Shanghai is also a special petty bourgeoisie of the city, in this full of romantic land, too many delicious to tie him down a our steps. Whether it is in a lazy afternoon, in the high-rise buildings in the Bund to taste afternoon tea, or find a old villas private restaurant, cup staggered back to the 1930s Shanghai, alleys of the old Shikumen, and flowing exotic bar, everything can become amorous Huai old objects, eat shopping will let you warp.

Shanghai braise in soy sauce meat mainly with rock sugar fried candy colors, accompanied with a small amount of soy sauce, and red color bright attractive, fat but not greasy, taste sweet side, importers melted, memorable, and show the characteristics of Shanghai cuisine thick red oil sauce.

More Reading:
Din Tai Fung Shanghai

Sunday, January 3, 2016

How about China’s economy tanks?

The Chinese housing bubble is at risk of bursting due to economic imbalances. If China’s housing bubble bursts, a shockwave will reverberate through its economy, causing a dramatic slowdown that will spread around the world. Utilizing a powerful new simulation tool, we forecast how a “hard landing” for China would impact the global economy.

China’s business climate is uncertain and growing more so by the day. Cheap china trade credit and a ballooning shadow banking sector in the past few years drove a massive increase in new lending, which fueled a red-hot real estate market and excess construction. As the economy cooled, the massive housing supply ramp-up resulted in high vacancy rates in some Chinese cities, which led to steep price discounts on new properties and rising default rates among smaller property developers.
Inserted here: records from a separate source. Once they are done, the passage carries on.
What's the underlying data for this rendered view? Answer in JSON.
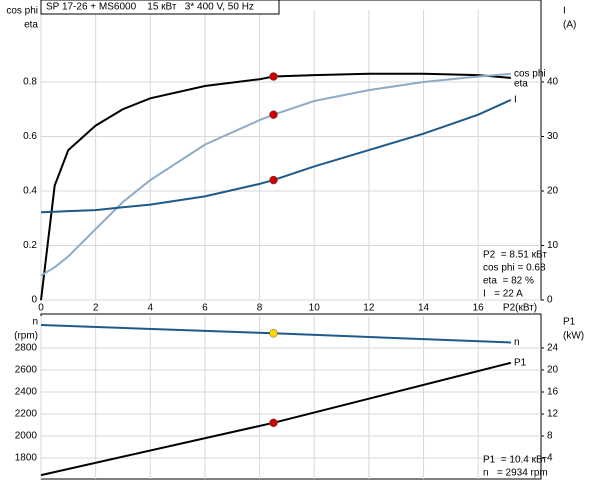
{
  "chart_data": [
    {
      "type": "line",
      "title": "SP 17-26 + MS6000    15 кВт   3* 400 V, 50 Hz",
      "ylabel_lines": [
        "cos phi",
        "eta"
      ],
      "y2label_lines": [
        "I",
        "(A)"
      ],
      "xlabel": "P2(кВт)",
      "x": [
        0,
        0.5,
        1,
        2,
        3,
        4,
        6,
        8,
        8.51,
        10,
        12,
        14,
        16,
        17.2
      ],
      "series": [
        {
          "name": "eta",
          "color": "#000000",
          "marker_color": "#cc0000",
          "values": [
            0,
            0.42,
            0.55,
            0.64,
            0.7,
            0.74,
            0.785,
            0.81,
            0.82,
            0.825,
            0.83,
            0.83,
            0.825,
            0.815
          ]
        },
        {
          "name": "cos phi",
          "color": "#8eacc8",
          "marker_color": "#cc0000",
          "values": [
            0.09,
            0.12,
            0.16,
            0.26,
            0.36,
            0.44,
            0.57,
            0.66,
            0.68,
            0.73,
            0.77,
            0.8,
            0.82,
            0.83
          ]
        },
        {
          "name": "I",
          "color": "#1f5a8a",
          "marker_color": "#cc0000",
          "axis": "y2",
          "values": [
            16.1,
            16.2,
            16.3,
            16.5,
            17,
            17.5,
            19,
            21.3,
            22,
            24.5,
            27.5,
            30.5,
            34,
            36.7
          ]
        }
      ],
      "marker_x": 8.51,
      "xlim": [
        0,
        18.3
      ],
      "xticks": [
        0,
        2,
        4,
        6,
        8,
        10,
        12,
        14,
        16
      ],
      "ylim": [
        0,
        1.064
      ],
      "yticks": [
        0,
        0.2,
        0.4,
        0.6,
        0.8
      ],
      "y2lim": [
        0,
        53.2
      ],
      "y2ticks": [
        0,
        10,
        20,
        30,
        40
      ],
      "grid": true,
      "annotations": [
        "P2  = 8.51 кВт",
        "cos phi = 0.68",
        "eta  = 82 %",
        "I   = 22 A"
      ]
    },
    {
      "type": "line",
      "ylabel_lines": [
        "n",
        "(rpm)"
      ],
      "y2label_lines": [
        "P1",
        "(kW)"
      ],
      "x": [
        0,
        8.51,
        17.2
      ],
      "series": [
        {
          "name": "n",
          "color": "#1f5a8a",
          "marker_color": "#ffd700",
          "values": [
            3009,
            2934,
            2850
          ]
        },
        {
          "name": "P1",
          "color": "#000000",
          "marker_color": "#cc0000",
          "axis": "y2",
          "values": [
            0.9,
            10.4,
            21.3
          ]
        }
      ],
      "marker_x": 8.51,
      "xlim": [
        0,
        18.3
      ],
      "xticks": [
        0,
        2,
        4,
        6,
        8,
        10,
        12,
        14,
        16
      ],
      "ylim": [
        1609,
        3091
      ],
      "yticks": [
        1800,
        2000,
        2200,
        2400,
        2600,
        2800
      ],
      "y2lim": [
        0.2,
        29.8
      ],
      "y2ticks": [
        4,
        8,
        12,
        16,
        20,
        24
      ],
      "grid": true,
      "annotations": [
        "P1  = 10.4 кВт",
        "n   = 2934 rpm"
      ]
    }
  ]
}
Global corporations are watching China closely, wondering what will happen next. If the situation were to spiral out of control, they must be able to evaluate the impact on their business quickly and make appropriate course corrections. For instance, what does a hard landing in China mean for interest rates, trade, capital investment, commodity prices, and consumer demand, not only in China but in Europe, India, the US, and elsewhere? The more variables they can control to simulate possible scenarios, the better prepared they will be to respond to the one that actually unfolds.

Using a new econometric simulation tool called the Global Link Model, IHS is able to quantify the impact of economic shocks and regulatory changes to test a wide range of scenarios on the global economy. The model includes 68 countries and is linked to sector-specific econometric models, enabling users to see how changes in the macro-economy impact sectors and companies, as well as how changes at the micro level influence overall economic developments.

This article examines the consequences of just one scenario: a hard landing in China and the impact it would have on both the Chinese economy and the global economy. We define a hard landing as annual GDP growth for China of less than 5%. See the table at the end of this article that captures the impact on GDP growth for 15 of the largest economies in the world.